Trotz ihrer langjährigen „Exils“ im Burgenland kann Liz King, Pionierin des zeitgenössischen Tanzes in Österreich, mit ihrem treuen Wiener Publikum rechnen. Viele unter ihnen haben das legendäre Tanztheater Wien (ca. 1982 bis 2000) wohl nicht live erlebt, doch die engagierte Nachwuchsförderung, die die Choreografin im Burgenland betreibt, hat auch die jüngere Generation in den Ankersaal im 10. Bezirk gebracht.
Seit 2005 leitet Liz King das choreografische Zentrum D.ID Dance Identity im Burgenland. Seither haben im Studio in Pinkafeld jedes Jahr mehrere ResidenzkünstlerInnen ihre Stücke erarbeitet und wurden von D.ID Dance Identity bei der Produktion unterstützt. Darüber hinaus wurden etwa 30 partizipative Community Projekte kreiert. Herzstück der Aktivitäten sind die jährlichen Burgenländischen Tanztage im Frühjahr, die heuer erstmals aufgrund verspäteter Subventionszusagen nicht stattfinden konnten.
Doch Liz King fand auch diesmal einen Ausweg. Dieser lag in Wien, in der Anker Brotfabrik. Dort präsentierten die diesjährigen D.ID-Artists in Residence, Eva-Maria Schaller und Katharina Senk, ihre neuen Arbeiten. Beide haben für eine Gruppe gearbeitet, und verfügten für die Realisierung ihrer Ideen über ein Minimum an technischer Ausrüstung. Es geht also ausschließlich um Bewegungsideen, die sich auf einer kahlen Bühne dem Publikum vermitteln müssen, ohne nennenswerte Technik, hinter der sich die Choreografie „verstecken“ könnte. Das Leading Team von D.ID Dance Identity, Liz King und Max Biskup, brachte sich nicht nur als Produzent, sondern auch als Mentor bei der Stückentwicklung ein.

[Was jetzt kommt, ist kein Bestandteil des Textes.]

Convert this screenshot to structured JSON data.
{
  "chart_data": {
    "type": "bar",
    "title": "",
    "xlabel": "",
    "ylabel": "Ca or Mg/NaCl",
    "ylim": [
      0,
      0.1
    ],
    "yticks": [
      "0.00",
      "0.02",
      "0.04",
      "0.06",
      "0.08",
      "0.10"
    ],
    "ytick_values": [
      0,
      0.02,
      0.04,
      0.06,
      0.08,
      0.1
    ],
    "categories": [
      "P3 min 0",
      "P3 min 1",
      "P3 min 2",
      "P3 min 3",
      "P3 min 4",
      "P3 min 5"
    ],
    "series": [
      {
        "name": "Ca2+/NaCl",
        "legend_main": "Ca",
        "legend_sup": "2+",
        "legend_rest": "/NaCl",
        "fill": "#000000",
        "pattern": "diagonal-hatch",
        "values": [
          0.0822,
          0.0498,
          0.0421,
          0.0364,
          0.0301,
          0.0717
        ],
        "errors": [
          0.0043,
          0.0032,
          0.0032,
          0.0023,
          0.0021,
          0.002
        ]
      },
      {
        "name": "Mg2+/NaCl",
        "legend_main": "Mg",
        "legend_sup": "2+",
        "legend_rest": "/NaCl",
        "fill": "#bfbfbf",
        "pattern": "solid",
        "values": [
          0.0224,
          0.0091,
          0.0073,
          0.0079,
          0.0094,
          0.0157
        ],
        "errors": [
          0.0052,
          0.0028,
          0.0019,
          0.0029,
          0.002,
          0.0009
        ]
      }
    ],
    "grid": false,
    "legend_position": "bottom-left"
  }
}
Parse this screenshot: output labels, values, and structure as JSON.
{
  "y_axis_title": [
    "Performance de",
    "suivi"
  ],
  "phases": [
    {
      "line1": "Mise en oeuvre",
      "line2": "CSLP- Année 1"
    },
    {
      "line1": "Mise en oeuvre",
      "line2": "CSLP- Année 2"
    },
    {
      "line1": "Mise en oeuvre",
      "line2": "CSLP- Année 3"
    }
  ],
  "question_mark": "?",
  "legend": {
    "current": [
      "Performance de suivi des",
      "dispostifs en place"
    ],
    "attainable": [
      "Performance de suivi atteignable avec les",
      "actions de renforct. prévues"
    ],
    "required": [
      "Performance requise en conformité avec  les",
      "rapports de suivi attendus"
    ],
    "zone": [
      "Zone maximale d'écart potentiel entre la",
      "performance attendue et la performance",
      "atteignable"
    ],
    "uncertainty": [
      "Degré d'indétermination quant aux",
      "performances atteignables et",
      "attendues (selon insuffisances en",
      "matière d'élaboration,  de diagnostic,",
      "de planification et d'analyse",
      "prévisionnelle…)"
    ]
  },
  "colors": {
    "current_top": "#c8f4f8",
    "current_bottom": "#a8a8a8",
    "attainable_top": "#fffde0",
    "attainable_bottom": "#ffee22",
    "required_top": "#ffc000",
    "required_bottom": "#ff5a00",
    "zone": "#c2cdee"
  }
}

In diesem Setting gelangen Katharina Senk mit einem Science Fiction Dramolette über den Konflikt zwischen dem menschlichen Streben über sich hinauszuwachsen und der Sehnsucht nach gemeinschaftlicher Geborgenheit markante Akzent, etwa wenn eine schwere Kette auf eine Metallplatte donnert. Oder wenn sich die vier Cyborgs – von Kostümbildenerin Gera Graf mit mechanischen Körpererweiterungen ausgestattet – zu einem „Super[Human]“ zusammenfinden. Dann sind zwar ihre Superpower-Gliedmaßen vereint – man ahnt Gewaltiges. Doch der Preis dafür ist die Einbuße ihrer individuellen Bewegungsfreiheit. Da will Cyborg sich dann doch nicht von der Gruppe vereinnahmen und lieber die individuelle Macht spielen lassen. Mimik und Gestik des Generationen übergreifenden Ensembles aus Hugo Le Brigand, Laureen Drexler, Maartje Pasman und Harmen Tromp (übrigens ein Gründundsmitglied von Tanztheater Wien) lassen erkennen: diese Geschichte muss nicht unbedingt bierernst genommen werden.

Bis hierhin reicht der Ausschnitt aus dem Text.